9. De curator verweert zich daartegen als volgt. Hij betoogt dat het niet zinvol is om de curatele te laten voortduren. De opheffing zal niet leiden tot een problematische situatie van de betrokkene nu er niet of nauwelijks sprake is van inkomsten en uitgaven vanwege de detentie en het aansluitende verblijf in de TBS-kliniek. Door het stopzetten van de uitkering van de betrokkene zijn alle betalingsregelingen die met de schuldeisers waren getroffen, komen te vervallen. Het is daarnaast gebruikelijk dat in dergelijke klinieken als waarin de betrokkene verblijft de ingezetenen worden voorzien van financiële en maatschappelijke hulpverlening. De betrokkene zal derhalve niet alleen komen te staan na de opheffing.

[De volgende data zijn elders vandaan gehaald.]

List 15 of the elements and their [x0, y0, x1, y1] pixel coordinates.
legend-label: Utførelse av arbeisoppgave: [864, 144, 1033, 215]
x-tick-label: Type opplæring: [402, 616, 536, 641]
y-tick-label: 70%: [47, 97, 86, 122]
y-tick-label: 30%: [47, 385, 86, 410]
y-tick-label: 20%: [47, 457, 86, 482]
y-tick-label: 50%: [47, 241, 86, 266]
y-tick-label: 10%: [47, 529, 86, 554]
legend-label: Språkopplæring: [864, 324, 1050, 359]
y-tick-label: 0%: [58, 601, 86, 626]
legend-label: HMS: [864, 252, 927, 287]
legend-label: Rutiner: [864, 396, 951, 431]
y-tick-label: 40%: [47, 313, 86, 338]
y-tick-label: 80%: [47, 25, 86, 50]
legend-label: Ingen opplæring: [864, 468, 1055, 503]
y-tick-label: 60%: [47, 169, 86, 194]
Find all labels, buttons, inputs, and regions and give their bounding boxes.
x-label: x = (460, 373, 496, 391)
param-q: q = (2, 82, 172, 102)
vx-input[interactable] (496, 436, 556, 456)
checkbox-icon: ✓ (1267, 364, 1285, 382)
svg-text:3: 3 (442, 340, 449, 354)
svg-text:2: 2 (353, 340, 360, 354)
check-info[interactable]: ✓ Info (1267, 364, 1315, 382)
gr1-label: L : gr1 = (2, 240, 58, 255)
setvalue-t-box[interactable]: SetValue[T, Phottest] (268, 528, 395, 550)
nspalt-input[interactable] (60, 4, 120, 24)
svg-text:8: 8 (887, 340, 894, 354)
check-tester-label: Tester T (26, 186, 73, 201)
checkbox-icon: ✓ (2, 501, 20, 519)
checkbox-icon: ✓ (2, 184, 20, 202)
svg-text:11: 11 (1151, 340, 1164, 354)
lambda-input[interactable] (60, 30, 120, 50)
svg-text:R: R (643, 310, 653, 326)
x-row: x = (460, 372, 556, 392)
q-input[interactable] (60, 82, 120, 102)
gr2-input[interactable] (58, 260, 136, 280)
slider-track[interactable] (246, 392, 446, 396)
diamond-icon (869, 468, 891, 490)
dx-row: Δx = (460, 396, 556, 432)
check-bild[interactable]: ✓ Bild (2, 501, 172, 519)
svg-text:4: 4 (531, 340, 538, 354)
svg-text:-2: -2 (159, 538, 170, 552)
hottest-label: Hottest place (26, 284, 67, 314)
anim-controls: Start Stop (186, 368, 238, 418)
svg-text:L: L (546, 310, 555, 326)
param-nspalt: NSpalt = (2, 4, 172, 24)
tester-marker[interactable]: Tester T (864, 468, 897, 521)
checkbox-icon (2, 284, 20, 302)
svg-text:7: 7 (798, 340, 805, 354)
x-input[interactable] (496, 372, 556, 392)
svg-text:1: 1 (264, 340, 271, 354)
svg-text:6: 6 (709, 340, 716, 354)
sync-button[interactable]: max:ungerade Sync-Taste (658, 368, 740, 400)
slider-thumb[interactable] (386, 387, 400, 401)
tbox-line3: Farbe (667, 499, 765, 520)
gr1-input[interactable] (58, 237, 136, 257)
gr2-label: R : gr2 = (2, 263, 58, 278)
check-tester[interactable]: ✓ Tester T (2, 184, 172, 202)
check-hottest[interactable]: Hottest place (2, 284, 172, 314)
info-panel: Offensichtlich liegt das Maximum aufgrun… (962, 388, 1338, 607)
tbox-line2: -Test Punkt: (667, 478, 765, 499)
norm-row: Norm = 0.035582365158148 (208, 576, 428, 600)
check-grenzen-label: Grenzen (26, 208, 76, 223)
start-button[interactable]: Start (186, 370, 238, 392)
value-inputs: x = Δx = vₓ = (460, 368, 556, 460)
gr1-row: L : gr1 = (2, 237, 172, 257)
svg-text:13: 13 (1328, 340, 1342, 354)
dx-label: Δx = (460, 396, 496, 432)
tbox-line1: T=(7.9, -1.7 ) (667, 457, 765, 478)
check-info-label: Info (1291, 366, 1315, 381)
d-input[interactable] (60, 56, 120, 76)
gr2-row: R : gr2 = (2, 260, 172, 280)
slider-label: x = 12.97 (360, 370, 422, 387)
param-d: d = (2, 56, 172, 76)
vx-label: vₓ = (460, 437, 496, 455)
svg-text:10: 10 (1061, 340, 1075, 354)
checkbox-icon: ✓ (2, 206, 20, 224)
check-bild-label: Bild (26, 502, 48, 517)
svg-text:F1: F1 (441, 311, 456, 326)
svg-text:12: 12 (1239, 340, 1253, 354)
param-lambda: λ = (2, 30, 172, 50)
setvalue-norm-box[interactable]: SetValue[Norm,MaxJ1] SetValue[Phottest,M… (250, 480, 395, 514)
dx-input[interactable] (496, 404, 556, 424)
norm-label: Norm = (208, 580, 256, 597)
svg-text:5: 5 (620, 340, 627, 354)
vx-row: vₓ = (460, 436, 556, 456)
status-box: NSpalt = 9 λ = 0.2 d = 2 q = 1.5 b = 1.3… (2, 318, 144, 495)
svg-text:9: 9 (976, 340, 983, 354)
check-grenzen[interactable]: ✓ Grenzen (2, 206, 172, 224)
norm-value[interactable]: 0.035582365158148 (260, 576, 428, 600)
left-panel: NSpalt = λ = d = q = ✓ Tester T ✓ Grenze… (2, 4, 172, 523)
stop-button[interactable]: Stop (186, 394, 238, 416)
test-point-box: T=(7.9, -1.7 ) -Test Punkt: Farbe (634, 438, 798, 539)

De curator erkent dat het financiële aspect een rol heeft gespeeld maar stelt dat het voor hem niet de belangrijkste reden was voor het verzoek tot opheffing. De curator kon voor de betrokkene en de schuldeisers van geen toegevoegde waarde meer zijn. Omdat de betrokkene niet tot nauwelijks deelneemt aan het rechtsverkeer ziet de curator niet in tegen welke rechtshandelingen hij in bescherming zou moeten worden genomen. De betrokkene kan afdoende beschermd en geadviseerd worden vanuit de kliniek. Om dezelfde redenen als door hem geschetst heeft de curator geen andere curator voor de betrokkene kunnen vinden. De curator betwist dat sprake is van een motiveringsgebrek in de beschikking van de kantonrechter.
Ter terechtzitting is van de zijde van de curator nog naar voren gebracht dat, in tegenstelling tot hetgeen door de advocaat van de betrokkene wordt betoogd, niet verwacht wordt dat de man binnen afzienbare tijd vrijkomt.
10. Het hof is, gelet op de overgelegde stukken en het verhandelde ter terechtzitting, van oordeel dat de rechtbank op de juiste gronden de ondercuratelestelling heeft opgeheven. De curator heeft onbetwist gesteld dat hij op geen enkele wijze betrokken is bij de behandeling van de betrokkene. Zijn werkzaamheden betreffen het behartigen van diens financiële belangen, waaronder het zijn van aanspreekpunt voor de schuldeisers. De curator heeft alle schuldeisers geïnformeerd over de stopzetting van de uitkering van de betrokkene en deze neemt momenteel geen deel aan het maatschappelijk verkeer. De curator heeft (onweersproken) zijn werkzaamheden nog anderhalf jaar voortgezet om een en ander af te wikkelen. Het hof deelt de stelling van de curator dat verdere voortzetting van de ondercuratelestelling niet zinvol is nu de betrokkene verblijft in een TBS-kliniek, geen inkomen heeft, de schuldeisers op de hoogte zijn van de huidige situatie en onbetwist is gesteld dat diens privéomstandigheden, zoals medische behandeling en therapieën, niet met de curator worden besproken. De betrokkene heeft de nodige begeleiding vanuit de kliniek. Daarbij heeft de betrokkene zijn stelling, dat hij binnen afzienbare tijd met begeleid verlof gaat, dan wel te verwachten is dat hij op korte termijn uit de kliniek wordt ontslagen, niet aannemelijk gemaakt. Zodra hiervan sprake is dan wel zodra de betrokkene aan het maatschappelijk verkeer kan deelnemen, is het aan hem of zijn omgeving om geëigende maatregelen te treffen. Naar het oordeel van hof is de betrokkene thans vanwege zijn TBS zodanig beschermd jegens de maatschappij, zowel wat betreft de financiële zaken als wat betreft rechtshandelingen, dat het hof voortzetting van de ondercuratelestelling thans niet langer zinvol acht.
11. Dit alles leidt tot de volgende beslissing.

BESLISSING OP HET HOGER BEROEP

Het hof:
bekrachtigt de bestreden beschikking;
verstaat dat de betrokkene geen griffierecht is verschuldigd.
Deze beschikking is gegeven door mrs. C. van Nievelt, I. Obbink-Reijngoud en K.T.J.M. Pijls-olde Scheper, bijgestaan door A.J. Suderée als griffier en uitgesproken ter openbare terechtzitting van 31 augustus 2016.